Kathleen is often bored with grocery shopping.
She's just as happy to send me with a list.
I come alive, whether it's a huge supermarket or a mom and
pop corner store.
I walk in and breathe easier.
I'm home.
Dad was a grocer. I spent many hours
sacking potatoes,
facing up shelves,
sweeping floors,
taking inventory,
learning to fill a sack,
carrying bags to cars,
learning that,
"If you don't put a price on that can, it's free"
(though Dad never said that to a customer).
I learned that the customer is right, even when he's not.
"No, John has that sale price
wrong.
But he spends a hundred dollars
here, every week.
If I quibble over ten cents and
John switches stores,
I'm out the profit on five thousand
bucks a year."
I learned American egalitarianism.
Dad hired a foreign student from a privileged family,
then set him to sweeping floors.
Shock and surprise! "I should be a checker, at
least."
But the explanation came:
If you're too good to do scutwork, you're too good for my
store.
But if you do that well, you might become assistant manager.
He did.
Most don't appreciate the mystical nature of grocery stores.
Dad did. He'd say,
"Come to work with me.
You never know, we might
open a keg of nails."
I was a teen before I realized that grocery stores didn't
sell nails
(some now do) and there would never be any keg.
But I always knew that magical things
occur where people make their connection to food.
Empty larders get replenished.
That gnawing feeling of
"there's nothing to eat in this house"
gets banished.
That millennia old, unconscious worry
is pushed back into the dark.
You become ready to face a new week.
The grocer who fills that need after hours is a hero.
We must never forget Houston's HEB and Hurricane Harvey.
At the store, we might bump into an old friend,
get caught up in getting caught up, forget the time.
In Dad's store, the big stacks of dog food,
back by the cooler,
were a social center of the town.
Good ol' boys would sit with Dad, on the bags,
chewing over whatever topic wanted chewing.
There's always something new in the store,
some food from halfway around the globe,
something I don't know how to eat.
That's both
mildly disturbing and
wildly provocative.
Groceries connect us to exotic locales.
Groceries connect past to future:
We remember favorite meals and plan coming ones.

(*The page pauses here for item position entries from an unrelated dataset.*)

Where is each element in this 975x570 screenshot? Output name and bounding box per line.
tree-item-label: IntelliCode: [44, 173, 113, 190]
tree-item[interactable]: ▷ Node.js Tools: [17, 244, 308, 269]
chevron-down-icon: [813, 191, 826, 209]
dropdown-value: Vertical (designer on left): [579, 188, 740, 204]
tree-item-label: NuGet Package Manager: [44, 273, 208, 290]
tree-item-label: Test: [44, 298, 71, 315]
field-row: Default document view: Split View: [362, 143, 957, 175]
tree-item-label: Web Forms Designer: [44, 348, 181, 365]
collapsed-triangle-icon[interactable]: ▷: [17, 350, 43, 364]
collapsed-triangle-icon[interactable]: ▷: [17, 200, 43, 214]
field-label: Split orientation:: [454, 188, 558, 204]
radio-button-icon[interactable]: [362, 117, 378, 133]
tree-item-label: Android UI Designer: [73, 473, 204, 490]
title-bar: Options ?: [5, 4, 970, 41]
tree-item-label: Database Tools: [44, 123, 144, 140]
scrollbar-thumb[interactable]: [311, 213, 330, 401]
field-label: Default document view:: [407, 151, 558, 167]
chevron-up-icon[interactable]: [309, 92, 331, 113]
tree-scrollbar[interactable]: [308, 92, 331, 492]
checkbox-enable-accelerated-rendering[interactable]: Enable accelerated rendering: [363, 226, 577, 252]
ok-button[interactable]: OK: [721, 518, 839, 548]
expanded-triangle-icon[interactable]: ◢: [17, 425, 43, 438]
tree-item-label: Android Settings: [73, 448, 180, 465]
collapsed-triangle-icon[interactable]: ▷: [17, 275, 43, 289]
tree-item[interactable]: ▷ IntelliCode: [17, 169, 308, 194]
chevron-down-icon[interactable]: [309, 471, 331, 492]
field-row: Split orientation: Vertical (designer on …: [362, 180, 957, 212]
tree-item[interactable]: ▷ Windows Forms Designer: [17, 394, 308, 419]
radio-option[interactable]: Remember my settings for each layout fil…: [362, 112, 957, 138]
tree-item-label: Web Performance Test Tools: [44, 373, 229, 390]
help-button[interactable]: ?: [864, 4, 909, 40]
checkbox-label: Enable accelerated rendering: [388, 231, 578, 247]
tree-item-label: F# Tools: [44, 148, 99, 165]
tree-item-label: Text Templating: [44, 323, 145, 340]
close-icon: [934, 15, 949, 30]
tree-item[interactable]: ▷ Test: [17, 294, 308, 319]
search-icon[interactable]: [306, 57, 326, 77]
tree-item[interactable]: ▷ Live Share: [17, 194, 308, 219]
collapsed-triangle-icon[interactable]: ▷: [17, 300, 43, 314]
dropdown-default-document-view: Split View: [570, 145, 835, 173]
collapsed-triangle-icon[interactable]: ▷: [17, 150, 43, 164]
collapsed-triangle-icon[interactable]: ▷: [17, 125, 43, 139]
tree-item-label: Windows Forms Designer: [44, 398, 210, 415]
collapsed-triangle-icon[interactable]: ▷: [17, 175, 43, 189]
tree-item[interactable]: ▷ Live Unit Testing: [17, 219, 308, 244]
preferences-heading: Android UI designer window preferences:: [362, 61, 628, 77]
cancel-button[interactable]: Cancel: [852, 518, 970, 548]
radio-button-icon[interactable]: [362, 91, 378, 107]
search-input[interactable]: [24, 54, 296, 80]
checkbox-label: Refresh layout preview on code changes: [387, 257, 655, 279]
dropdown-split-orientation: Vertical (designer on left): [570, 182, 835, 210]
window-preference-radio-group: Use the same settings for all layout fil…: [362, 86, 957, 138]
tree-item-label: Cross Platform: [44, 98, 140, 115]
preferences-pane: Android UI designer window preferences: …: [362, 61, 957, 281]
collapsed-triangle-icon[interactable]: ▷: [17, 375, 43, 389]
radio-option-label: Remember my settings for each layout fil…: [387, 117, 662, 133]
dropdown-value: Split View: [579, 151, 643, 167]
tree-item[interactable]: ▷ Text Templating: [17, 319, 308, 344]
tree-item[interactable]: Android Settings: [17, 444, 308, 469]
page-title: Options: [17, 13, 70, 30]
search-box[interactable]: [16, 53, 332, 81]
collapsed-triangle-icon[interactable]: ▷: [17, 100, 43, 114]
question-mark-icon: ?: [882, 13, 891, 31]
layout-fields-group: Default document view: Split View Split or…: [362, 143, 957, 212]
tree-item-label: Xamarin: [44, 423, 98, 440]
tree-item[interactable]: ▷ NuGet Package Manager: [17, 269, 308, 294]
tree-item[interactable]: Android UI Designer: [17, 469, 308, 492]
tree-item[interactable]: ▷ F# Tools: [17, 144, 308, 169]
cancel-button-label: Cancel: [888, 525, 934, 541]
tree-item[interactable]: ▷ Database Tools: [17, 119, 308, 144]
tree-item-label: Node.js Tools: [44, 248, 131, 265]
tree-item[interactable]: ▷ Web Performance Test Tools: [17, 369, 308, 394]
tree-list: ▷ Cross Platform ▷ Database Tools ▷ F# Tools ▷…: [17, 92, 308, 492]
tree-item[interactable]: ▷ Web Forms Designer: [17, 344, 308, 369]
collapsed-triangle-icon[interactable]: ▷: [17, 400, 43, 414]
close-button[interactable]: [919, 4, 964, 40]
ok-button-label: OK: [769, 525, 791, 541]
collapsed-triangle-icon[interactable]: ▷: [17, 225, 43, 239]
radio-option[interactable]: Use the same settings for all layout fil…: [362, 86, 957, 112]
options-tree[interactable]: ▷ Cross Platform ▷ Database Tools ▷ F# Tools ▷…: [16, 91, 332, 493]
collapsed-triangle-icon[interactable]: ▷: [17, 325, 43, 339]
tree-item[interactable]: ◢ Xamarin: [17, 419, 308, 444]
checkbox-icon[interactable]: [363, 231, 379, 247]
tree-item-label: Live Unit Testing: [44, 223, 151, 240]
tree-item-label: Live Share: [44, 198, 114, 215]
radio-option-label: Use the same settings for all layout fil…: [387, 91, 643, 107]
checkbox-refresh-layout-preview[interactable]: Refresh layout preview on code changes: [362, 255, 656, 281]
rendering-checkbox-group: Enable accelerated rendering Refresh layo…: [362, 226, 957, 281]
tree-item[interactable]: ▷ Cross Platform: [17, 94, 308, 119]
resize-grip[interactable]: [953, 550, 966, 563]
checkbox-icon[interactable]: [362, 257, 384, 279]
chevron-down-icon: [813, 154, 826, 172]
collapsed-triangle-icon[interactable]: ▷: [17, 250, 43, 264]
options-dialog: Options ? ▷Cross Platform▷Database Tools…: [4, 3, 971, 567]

Groceries connect us to family and friends,
unless we choose always to eat alone.
And groceries connect us to God,
the ultimate source of all provision.
I just love grocery shopping.
Copyright ©2018, Paul H. Harder II
This poem is licensed under a Creative Commons
BY-NC-ND 4.0 License.
1 comment:
I remember that assistant manager. I didn't realize Mansour was from a privileged family, but I was probably too young to notice much other than that he had a funny-sounding name.